Experimental and Simulation Investigation of J-Shaped and Kammtail Virtual Airfoils in Small-Scale Horizontal Axis Wind Turbines

Abstract

Abstract In this work, the performance of new wind blade designs for small-scale horizontal axis wind turbines (HAWTs) was studied and compared with the performance of a baseline design. The studied designs were J-shaped and Kammtail Virtual Foil (KVF) profiles. Three J-shaped opening ratios (1/3, 1/2, and 2/3) and two KVF truncation ratios (1/8 and 1/4) were studied. All proposed designs were first investigated in a two-dimensional simulation study to get the lift-to-drag ratio by applying different wind speeds and angles of attack. The baseline design was experimentally investigated. Output power was measured using a digital rotary torque sensor using three different wind speeds. Tip speed ratio (TSR) was calculated after measuring each wind speed’s free rotating revolutions per minute (RPM). Three wind speeds and experimental TSRs were used in three-dimensional simulation to capture the performances of the proposed designs and compare them with the baseline. The simulation investigation was carried out for lab-scale and scaled designs. The two-dimensional study found that the J-shaped and KVF airfoils yielded more lift-to-drag ratios than the baseline for some angles of attack and wind speeds.

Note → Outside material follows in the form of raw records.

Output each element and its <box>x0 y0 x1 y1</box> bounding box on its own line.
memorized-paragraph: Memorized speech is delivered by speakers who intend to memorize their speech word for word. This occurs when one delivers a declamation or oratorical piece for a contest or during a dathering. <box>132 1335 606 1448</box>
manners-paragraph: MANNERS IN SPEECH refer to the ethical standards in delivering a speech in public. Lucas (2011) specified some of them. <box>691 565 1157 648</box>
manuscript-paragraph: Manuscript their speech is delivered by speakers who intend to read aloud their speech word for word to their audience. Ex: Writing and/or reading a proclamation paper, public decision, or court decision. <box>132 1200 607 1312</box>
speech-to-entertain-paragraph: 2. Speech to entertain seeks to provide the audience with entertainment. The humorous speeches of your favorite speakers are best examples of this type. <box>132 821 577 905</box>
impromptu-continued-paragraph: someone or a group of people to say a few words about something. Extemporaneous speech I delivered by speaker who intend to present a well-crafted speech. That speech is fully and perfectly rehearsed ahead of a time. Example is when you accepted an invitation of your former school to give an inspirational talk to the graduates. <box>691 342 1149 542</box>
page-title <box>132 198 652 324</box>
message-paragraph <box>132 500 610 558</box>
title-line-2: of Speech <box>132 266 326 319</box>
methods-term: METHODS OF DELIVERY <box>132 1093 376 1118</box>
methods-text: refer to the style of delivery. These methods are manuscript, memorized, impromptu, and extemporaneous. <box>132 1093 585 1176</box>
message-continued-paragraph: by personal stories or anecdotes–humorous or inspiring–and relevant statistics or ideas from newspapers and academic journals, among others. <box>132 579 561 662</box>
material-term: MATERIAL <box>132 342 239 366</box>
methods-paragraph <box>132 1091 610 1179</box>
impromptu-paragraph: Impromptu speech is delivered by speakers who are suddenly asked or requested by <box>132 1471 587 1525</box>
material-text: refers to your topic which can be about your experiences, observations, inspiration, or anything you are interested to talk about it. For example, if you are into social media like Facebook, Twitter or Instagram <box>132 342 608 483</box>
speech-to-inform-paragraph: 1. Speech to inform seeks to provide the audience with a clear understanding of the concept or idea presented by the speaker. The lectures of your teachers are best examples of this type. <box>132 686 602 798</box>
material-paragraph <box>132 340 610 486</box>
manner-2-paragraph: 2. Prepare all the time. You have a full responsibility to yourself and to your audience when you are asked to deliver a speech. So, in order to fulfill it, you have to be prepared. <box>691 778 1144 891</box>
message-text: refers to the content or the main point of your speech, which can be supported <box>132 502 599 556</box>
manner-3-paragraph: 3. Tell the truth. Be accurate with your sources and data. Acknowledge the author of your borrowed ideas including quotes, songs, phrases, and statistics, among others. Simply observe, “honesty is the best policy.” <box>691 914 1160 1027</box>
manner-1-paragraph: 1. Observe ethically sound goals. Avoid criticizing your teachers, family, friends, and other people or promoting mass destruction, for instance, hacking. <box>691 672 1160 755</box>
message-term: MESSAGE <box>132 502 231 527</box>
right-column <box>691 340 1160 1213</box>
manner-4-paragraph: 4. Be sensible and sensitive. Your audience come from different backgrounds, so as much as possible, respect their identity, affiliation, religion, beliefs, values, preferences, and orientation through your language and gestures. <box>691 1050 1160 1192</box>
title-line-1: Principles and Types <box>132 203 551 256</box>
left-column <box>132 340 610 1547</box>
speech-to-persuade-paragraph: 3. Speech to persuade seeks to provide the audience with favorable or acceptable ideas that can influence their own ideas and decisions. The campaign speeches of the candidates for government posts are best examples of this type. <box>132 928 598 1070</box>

The three-dimensional study found that the J-shaped blades enhanced the performance of the HAWTs for both lab-scale and scaled designs. J-shaped blades with a 1/3 opening ratio yielded an average power coefficient enhancement of around 1.56% and 4.16% for lab-scale and scaled designs, respectively. J-shaped blades with a 1/2 opening ratio yielded an average power coefficient enhancement of around 1.15% and 4.23% for lab-scale and scaled designs, respectively. On the other hand, J-shaped blades with a 2/3 opening ratio yielded an average power coefficient enhancement of around −0.12% and 2.54% for lab-scale and scaled designs, respectively. Furthermore, it was found that the KVF blades diminished the performance for both lab-scale and scaled designs.